For φ < 0, `-Inf` is returned. For φ > 1, `+Inf` is returned.
### Examples
If the metric `http_requests_total` had time series that fan out by
`application`, `instance`, and `group` labels, we could calculate the total
number of seen HTTP requests per application and group over all instances via:
sum without (instance) (http_requests_total)
Which is equivalent to:
sum by (application, group) (http_requests_total)
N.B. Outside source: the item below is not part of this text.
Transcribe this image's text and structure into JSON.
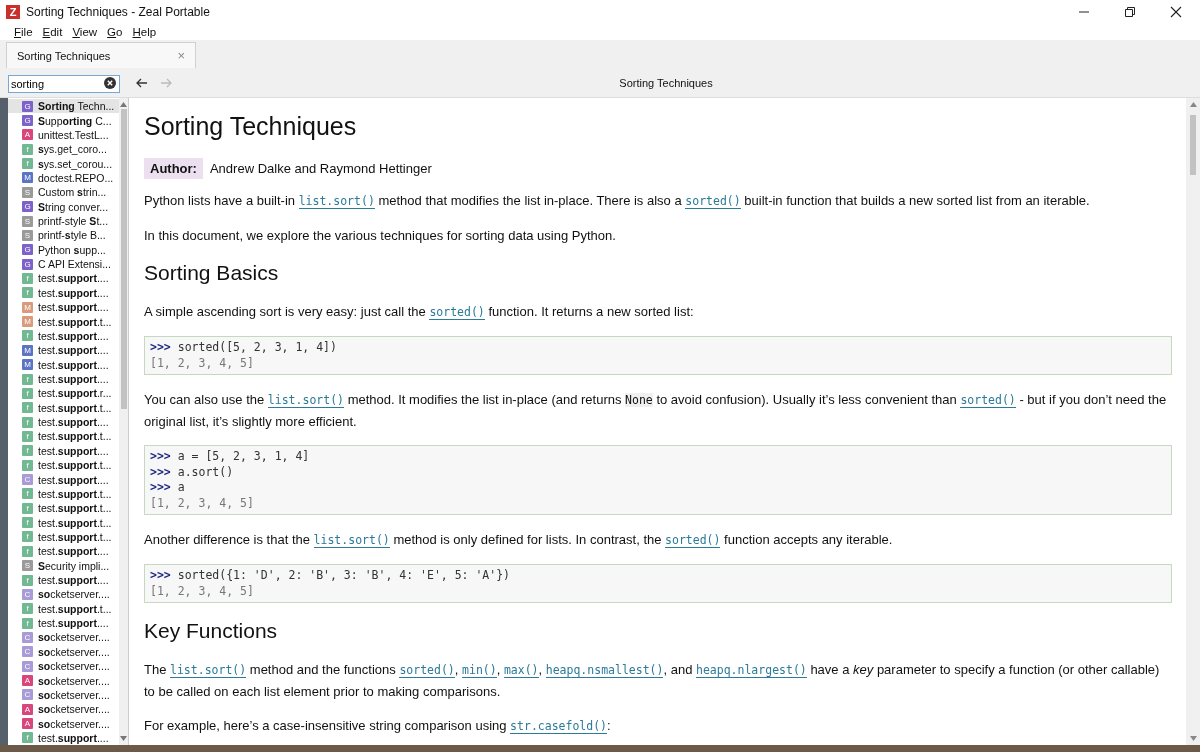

If we are just interested in the total of HTTP requests we have seen in **all**
applications, we could simply write:
sum(http_requests_total)
To count the number of binaries running each build version we could write:
count_values("version", build_version)
To get the 5 largest HTTP requests counts across all instances we could write:
topk(5, http_requests_total)
To sample 10 timeseries, for example to inspect labels and their values, we
could write:
limitk(10, http_requests_total)
## Binary operator precedence
The following list shows the precedence of binary operators in Prometheus, from
highest to lowest.
1. `^`
2. `*`, `/`, `%`, `atan2`
3. `+`, `-`
4. `==`, `!=`, `<=`, `<`, `>=`, `>`
5. `and`, `unless`
6. `or`
Operators on the same precedence level are left-associative. For example,
`2 * 3 % 2` is equivalent to `(2 * 3) % 2`. However `^` is right associative,
so `2 ^ 3 ^ 2` is equivalent to `2 ^ (3 ^ 2)`.